The company also announced a new partnership with the Mayo Clinic, which will provide the brand with their expertise on best practices to mitigate the spread of COVID-19.
“The engagement with Mayo Clinic reflects the next step in McDonald’s efforts around the world to further enhance hygiene and cleanliness practices in support of customer and crew safety,” the company said.
Since the pandemic forced restaurants to close dine-in services in mid-March, McDonald’s has implemented a series of expanded safety protocols to keep employees and guests safe at 38,000 restaurants in nearly 120 countries. Those safety requirements, such as daily wellness checks on employees, involve more than 50 process changes in U.S. restaurants.
Last week, McDonald’s announced plans to require customers to wear masks starting Aug. 1.
“This public health crisis is far from over,” Kempczinski said in a statement. “Consulting with Mayo Clinic allows us to further apply leading edge science to our restaurant practices.”
Company representatives did not respond when asked how many employees at McDonald’s have tested positive or died from COVID-19.
On Wednesday, Kempczinski said the virus has impacted the chain’s restaurants.

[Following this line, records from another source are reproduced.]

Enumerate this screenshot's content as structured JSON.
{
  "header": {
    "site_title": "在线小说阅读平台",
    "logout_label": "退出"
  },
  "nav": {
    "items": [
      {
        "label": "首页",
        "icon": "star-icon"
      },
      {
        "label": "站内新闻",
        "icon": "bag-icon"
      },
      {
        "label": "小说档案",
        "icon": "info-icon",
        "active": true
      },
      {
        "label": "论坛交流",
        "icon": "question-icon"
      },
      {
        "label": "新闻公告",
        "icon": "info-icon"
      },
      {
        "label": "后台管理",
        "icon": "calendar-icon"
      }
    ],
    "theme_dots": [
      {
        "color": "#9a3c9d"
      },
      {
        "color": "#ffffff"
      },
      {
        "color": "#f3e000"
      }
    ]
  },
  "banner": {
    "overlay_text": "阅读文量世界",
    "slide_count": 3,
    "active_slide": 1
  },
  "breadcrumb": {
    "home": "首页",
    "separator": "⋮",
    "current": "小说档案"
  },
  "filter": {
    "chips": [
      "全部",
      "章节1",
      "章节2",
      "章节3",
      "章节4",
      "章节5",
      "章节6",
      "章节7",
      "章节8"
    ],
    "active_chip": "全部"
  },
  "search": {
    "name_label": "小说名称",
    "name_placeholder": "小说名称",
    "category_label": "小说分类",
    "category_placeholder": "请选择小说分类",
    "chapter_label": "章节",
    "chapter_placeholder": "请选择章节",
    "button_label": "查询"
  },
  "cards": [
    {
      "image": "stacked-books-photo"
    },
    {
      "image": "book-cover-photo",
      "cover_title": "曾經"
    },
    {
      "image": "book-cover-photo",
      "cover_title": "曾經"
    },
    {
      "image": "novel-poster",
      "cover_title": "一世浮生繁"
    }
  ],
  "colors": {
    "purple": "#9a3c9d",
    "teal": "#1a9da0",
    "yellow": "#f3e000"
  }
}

“COVID-19 is impacting us all. Businesses have closed. Jobs have been lost. Safety has taken on a new meaning,” he said in the video. “And everywhere people have suffered loss. At McDonald’s we too have lost team members. We’ve lost friends, co-workers and members of our extended family.”
Old values refreshed
Kempczinski said the company’s refreshed values embrace those taught by Kroc and Turner, who wanted McDonald’s to be an admired brand that accelerates societal change.
The five values announced Wednesday:
- We Put Our Customers and People First: This is how we serve. When we have great people that are committed to the best possible customer service, we thrive.

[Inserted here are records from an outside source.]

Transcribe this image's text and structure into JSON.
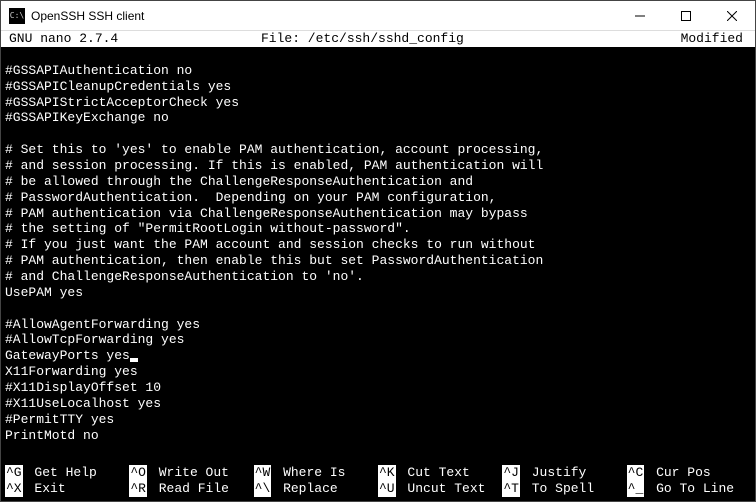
{
  "window": {
    "title": "OpenSSH SSH client",
    "icon_text": "C:\\"
  },
  "nano": {
    "version": "GNU nano 2.7.4",
    "file_label": "File: /etc/ssh/sshd_config",
    "status": "Modified"
  },
  "lines": [
    "",
    "#GSSAPIAuthentication no",
    "#GSSAPICleanupCredentials yes",
    "#GSSAPIStrictAcceptorCheck yes",
    "#GSSAPIKeyExchange no",
    "",
    "# Set this to 'yes' to enable PAM authentication, account processing,",
    "# and session processing. If this is enabled, PAM authentication will",
    "# be allowed through the ChallengeResponseAuthentication and",
    "# PasswordAuthentication.  Depending on your PAM configuration,",
    "# PAM authentication via ChallengeResponseAuthentication may bypass",
    "# the setting of \"PermitRootLogin without-password\".",
    "# If you just want the PAM account and session checks to run without",
    "# PAM authentication, then enable this but set PasswordAuthentication",
    "# and ChallengeResponseAuthentication to 'no'.",
    "UsePAM yes",
    "",
    "#AllowAgentForwarding yes",
    "#AllowTcpForwarding yes",
    "GatewayPorts yes",
    "X11Forwarding yes",
    "#X11DisplayOffset 10",
    "#X11UseLocalhost yes",
    "#PermitTTY yes",
    "PrintMotd no"
  ],
  "cursor_line": 19,
  "shortcuts": [
    {
      "key": "^G",
      "label": "Get Help"
    },
    {
      "key": "^O",
      "label": "Write Out"
    },
    {
      "key": "^W",
      "label": "Where Is"
    },
    {
      "key": "^K",
      "label": "Cut Text"
    },
    {
      "key": "^J",
      "label": "Justify"
    },
    {
      "key": "^C",
      "label": "Cur Pos"
    },
    {
      "key": "^X",
      "label": "Exit"
    },
    {
      "key": "^R",
      "label": "Read File"
    },
    {
      "key": "^\\",
      "label": "Replace"
    },
    {
      "key": "^U",
      "label": "Uncut Text"
    },
    {
      "key": "^T",
      "label": "To Spell"
    },
    {
      "key": "^_",
      "label": "Go To Line"
    }
  ]
}
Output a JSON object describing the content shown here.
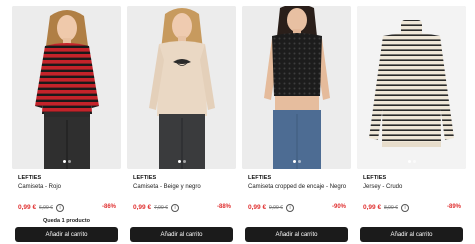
{
  "products": [
    {
      "brand": "LEFTIES",
      "name": "Camiseta - Rojo",
      "price": "0,99 €",
      "old_price": "6,99 €",
      "discount": "-86%",
      "stock_note": "Queda 1 producto",
      "button_label": "Añadir al carrito",
      "info_icon": "ⓘ"
    },
    {
      "brand": "LEFTIES",
      "name": "Camiseta - Beige y negro",
      "price": "0,99 €",
      "old_price": "7,99 €",
      "discount": "-88%",
      "stock_note": "",
      "button_label": "Añadir al carrito",
      "info_icon": "ⓘ"
    },
    {
      "brand": "LEFTIES",
      "name": "Camiseta cropped de encaje - Negro",
      "price": "0,99 €",
      "old_price": "9,99 €",
      "discount": "-90%",
      "stock_note": "",
      "button_label": "Añadir al carrito",
      "info_icon": "ⓘ"
    },
    {
      "brand": "LEFTIES",
      "name": "Jersey - Crudo",
      "price": "0,99 €",
      "old_price": "8,99 €",
      "discount": "-89%",
      "stock_note": "",
      "button_label": "Añadir al carrito",
      "info_icon": "ⓘ"
    }
  ],
  "colors": {
    "sale_red": "#e03131",
    "button_bg": "#1b1b1b",
    "photo_bg": "#ececec"
  }
}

- We Open Our Doors to Everyone: This is about inclusion and our commitment to creating opportunity for everybody.
- We Do the Right Thing: This is about integrity, and doing the right thing for the right reasons.

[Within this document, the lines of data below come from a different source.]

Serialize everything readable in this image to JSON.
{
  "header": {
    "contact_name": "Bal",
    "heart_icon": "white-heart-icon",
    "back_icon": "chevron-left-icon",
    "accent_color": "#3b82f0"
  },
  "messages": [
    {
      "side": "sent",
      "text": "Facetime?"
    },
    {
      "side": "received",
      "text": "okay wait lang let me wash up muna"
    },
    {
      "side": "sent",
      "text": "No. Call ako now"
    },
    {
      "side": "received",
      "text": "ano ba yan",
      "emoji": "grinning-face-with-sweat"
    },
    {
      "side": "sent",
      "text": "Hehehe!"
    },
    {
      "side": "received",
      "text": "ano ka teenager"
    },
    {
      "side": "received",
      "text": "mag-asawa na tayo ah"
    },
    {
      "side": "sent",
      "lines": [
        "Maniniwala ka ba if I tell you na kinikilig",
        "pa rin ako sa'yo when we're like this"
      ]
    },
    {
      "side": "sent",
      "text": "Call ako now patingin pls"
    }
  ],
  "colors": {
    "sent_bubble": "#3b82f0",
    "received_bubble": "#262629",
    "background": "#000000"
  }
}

- We Are Good Neighbors: This is about community and fulfilling our purpose to feed and foster community at the local level through the dedication of local owners who know the market best.
- We Get Better Together: This is about family, and constantly working to make ourselves better for our own family and the families we serve.
Also featured in the video presentation was Heidi Capozzi, the brand’s newly appointed executive vice president and global chief people officer. Capozzi started in mid-April, the peak of the coronavirus pandemic and several weeks before protests would erupt over the killing of George Floyd by a police officer in Minneapolis.
The killing, caught on video, has prompted companies to stand up against systemic racism.
Capozzi said McDonald’s, a global leader in the industry, has the responsibility to make changes both inside and outside of the arches “to drive equitable opportunity for all who encounter our brand.”
Her inclusion plan includes using the influence and scale of McDonald’s “to accelerate meaningful and overdue societal change for our employees. franchisees, suppliers, customers and communities.”
The company plans to track and audit diversity efforts to ensure McDonald’s is staying true to the communities they serve — from the hiring process to advertising campaigns.
Yolanda Travis, a longtime Black owner/operator of a historic McDonald’s in Chicago, spoke on the video about what it will take to make permanent changes at McDonald’s.
“Let's not just put the words out there in the streets. Let's not just make change because it's a quick fix. Let's do it. Let's make it permanent and so that we all can be one loving diverse McDonald's family,” she said.
Kempczinski capped the video by stating: “I really believe that we have a historic opportunity right now. Now is the time to write the next great chapter of the McDonald's family story. We are universally respected as a company. I believe we can become universally admired as a brand too.”